Clinical Lab Installed in Shipping Container for AIDS Testing in Africa
Posted Jul 31 2009 11:45am
One the most significant barriers to delivering basic healthcare in many developing countries is the inability to perform even relatively simple clinical lab tests. An idea has been hatched by a South African private diagnostics lab to convert a standard shipping container into a turnkey AIDS testing facility is being copied across sub-Saharan Africa (see: Container AIDS labs could work across Africa ). Below is an excerpt from the article that provides more information about this project:
A lack of quality laboratory services in the world's poorest continent hampers the battle against HIV/AIDS, with the sub-Saharan Africa region hardest hit by the global pandemic which kills millions each year....Krista Thompson, general manager for global health at Becton Dickinson & Co, told Reuters on a site visit to Gugulethu township near Cape Town.

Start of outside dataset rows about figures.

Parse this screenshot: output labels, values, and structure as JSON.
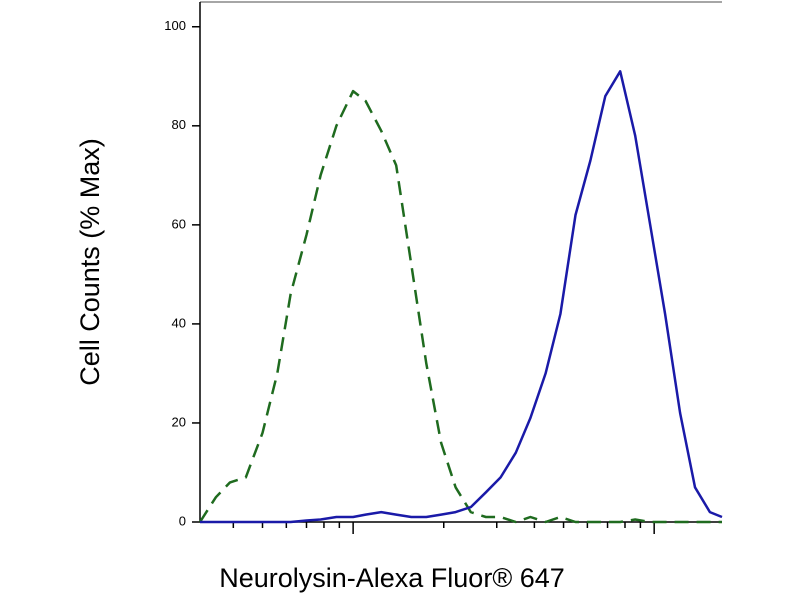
{
  "chart_data": {
    "type": "line",
    "xlabel": "Neurolysin-Alexa Fluor® 647",
    "ylabel": "Cell Counts (% Max)",
    "xscale": "log",
    "xlim": [
      31,
      1680
    ],
    "xticks": [
      40,
      50,
      60,
      70,
      80,
      90,
      100,
      200,
      300,
      400,
      500,
      600,
      700,
      800,
      900,
      1000
    ],
    "ylim": [
      0,
      105
    ],
    "yticks": [
      0,
      20,
      40,
      60,
      80,
      100
    ],
    "x": [
      31,
      35,
      39,
      44,
      50,
      56,
      62,
      70,
      78,
      88,
      100,
      110,
      124,
      139,
      156,
      175,
      196,
      219,
      246,
      276,
      309,
      347,
      388,
      436,
      488,
      548,
      614,
      688,
      771,
      865,
      970,
      1087,
      1219,
      1367,
      1532,
      1680
    ],
    "series": [
      {
        "color": "#1f6b1f",
        "dashed": true,
        "values": [
          0,
          5,
          8,
          9,
          18,
          30,
          46,
          58,
          70,
          80,
          87,
          85,
          79,
          72,
          52,
          32,
          16,
          7,
          2,
          1,
          1,
          0,
          1,
          0,
          1,
          0,
          0,
          0,
          0,
          0.5,
          0,
          0,
          0,
          0,
          0,
          0
        ]
      },
      {
        "color": "#1a1aa8",
        "dashed": false,
        "values": [
          0,
          0,
          0,
          0,
          0,
          0,
          0,
          0.3,
          0.5,
          1,
          1,
          1.5,
          2,
          1.5,
          1,
          1,
          1.5,
          2,
          3,
          6,
          9,
          14,
          21,
          30,
          42,
          62,
          73,
          86,
          91,
          78,
          60,
          42,
          22,
          7,
          2,
          1
        ]
      }
    ]
  }
}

Gugulethu is the site of the first containerized AIDS laboratory from Toga Labs, a private South African molecular diagnostics laboratory. BD supplies equipment to the lab.... Established in 2004, the Gugulethu lab provides testing for about 4,500 people on antiretroviral drugs, and is one of 10 operating in South Africa. Africa's strongest economy has one of the world's highest AIDS burdens with an estimated 1 in 5 infected out of a population of 47 million.... Des Martin, a director at Toga, told Reuters: "You can't have antiretroviral programs without laboratory support, its dangerous. So this provides the means for people who live very far away to have standard of care on their doorstep." He said diagnostics could be extended to include tests for tuberculosis, diabetes and other diseases. The United States President's Emergency Plan for Aids Relief was supporting another five planned container labs in South Africa, two in Malawi, two in Zambia and one in Liberia, Martin said. Each fully equipped lab costs in the region of $250,000. The Gugulethu lab, run by a medical technologist and an administrator, processes an estimated 11,000 blood samples a year....
Clearly, HIV/AIDS testing will be the primary goal for the development of "containerized labs" similar to the one described here. Nevertheless, and as the article emphasizes, the test menu for such labs could be expanded to include lab testing for a broader set of diseases, infectious and otherwise. One of the advantages of bringing lab diagnostics to less developed countries in this way is that test results from such facilities could be plugged into clinical protocols and guide the treatment of a whole range of diseases even by minimally trained healthcare practitioners. Such turnkey labs could even possibly include a low-cost PC running LIS software. In a previous note, I discussed a web-based system that was deployed in the Peruvian national TB laboratory at low cost using the open-source medical record system OpenMRS (see: Deployment of a Web-Based LIS on a National Scale in Peru ).